La cifra pesa porque no habla de cursos sueltos ni de certificados que terminan guardados en una carpeta. En muchos casos, la formación terminó en contratos vinculados con los mismos sectores que se enseñan dentro de la escuela.

Los cursos apuntan a oficios como albañilería, electricidad, fontanería verde, climatización y tareas ligadas a la construcción y rehabilitación de edificios, de todos ellos hay una demanda concreta lo que facilita la empleabilidad.

En los talleres, los alumnos no se quedan mirando una explicación desde el banco. Levantan paredes, reconocen herramientas, aprenden nombres de materiales, repiten tareas y corrigen errores con un profesor al lado.

Ese entrenamiento importa, sobre todo para quienes llegan desde trayectorias laborales frágiles. Algunos alumnos son inmigrantes y necesitan aprender también el vocabulario técnico local.

Durante años, hablar de oficios parecía mirar hacia atrás. Hoy pasa lo contrario. La falta de trabajadores especializados en obra, electricidad, plomería y climatización hizo que estos perfiles volvieran a ser buscados.

La rehabilitación de edificios, las nuevas instalaciones, la eficiencia energética y las reformas urbanas empujan esa demanda. No alcanza con tener ganas de trabajar; hace falta saber hacer bien una tarea, cumplir normas y moverse con seguridad dentro de una obra.

Ahí entra el valor de una escuela municipal de oficios. No funciona como una capacitación general, sino como una respuesta a vacantes reales que las empresas dicen no poder cubrir.

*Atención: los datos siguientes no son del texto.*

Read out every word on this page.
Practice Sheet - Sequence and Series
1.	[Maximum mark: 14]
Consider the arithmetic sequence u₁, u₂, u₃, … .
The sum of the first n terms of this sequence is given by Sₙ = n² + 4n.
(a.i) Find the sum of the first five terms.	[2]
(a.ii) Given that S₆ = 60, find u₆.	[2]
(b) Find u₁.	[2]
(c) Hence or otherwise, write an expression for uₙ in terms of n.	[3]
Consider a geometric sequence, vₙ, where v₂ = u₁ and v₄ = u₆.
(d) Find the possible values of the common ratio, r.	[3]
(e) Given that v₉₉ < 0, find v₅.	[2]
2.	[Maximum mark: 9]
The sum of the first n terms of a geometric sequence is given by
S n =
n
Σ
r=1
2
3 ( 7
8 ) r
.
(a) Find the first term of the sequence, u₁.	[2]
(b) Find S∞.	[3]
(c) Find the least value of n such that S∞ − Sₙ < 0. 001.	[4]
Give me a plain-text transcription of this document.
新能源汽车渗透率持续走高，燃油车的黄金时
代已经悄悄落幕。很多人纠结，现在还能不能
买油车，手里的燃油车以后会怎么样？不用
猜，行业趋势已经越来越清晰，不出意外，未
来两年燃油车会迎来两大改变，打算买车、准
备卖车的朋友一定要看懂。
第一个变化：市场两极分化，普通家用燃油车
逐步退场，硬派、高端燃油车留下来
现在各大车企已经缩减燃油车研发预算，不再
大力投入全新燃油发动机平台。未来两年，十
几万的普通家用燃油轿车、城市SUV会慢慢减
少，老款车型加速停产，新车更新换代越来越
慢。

Para una persona desempleada, el cambio puede ser rápido. En menos de un año puede pasar de no tener una salida laboral clara a manejar herramientas, entender un proceso de trabajo y presentarse ante una empresa con una formación concreta.

De esta manrea el oficio deja de aparecer como último recurso y vuelve a ocupar un lugar más fuerte, gracias a las capacitaciones en trabajo técnico que dan como resultado una demanda sostenida y posibilidad de contrato estable.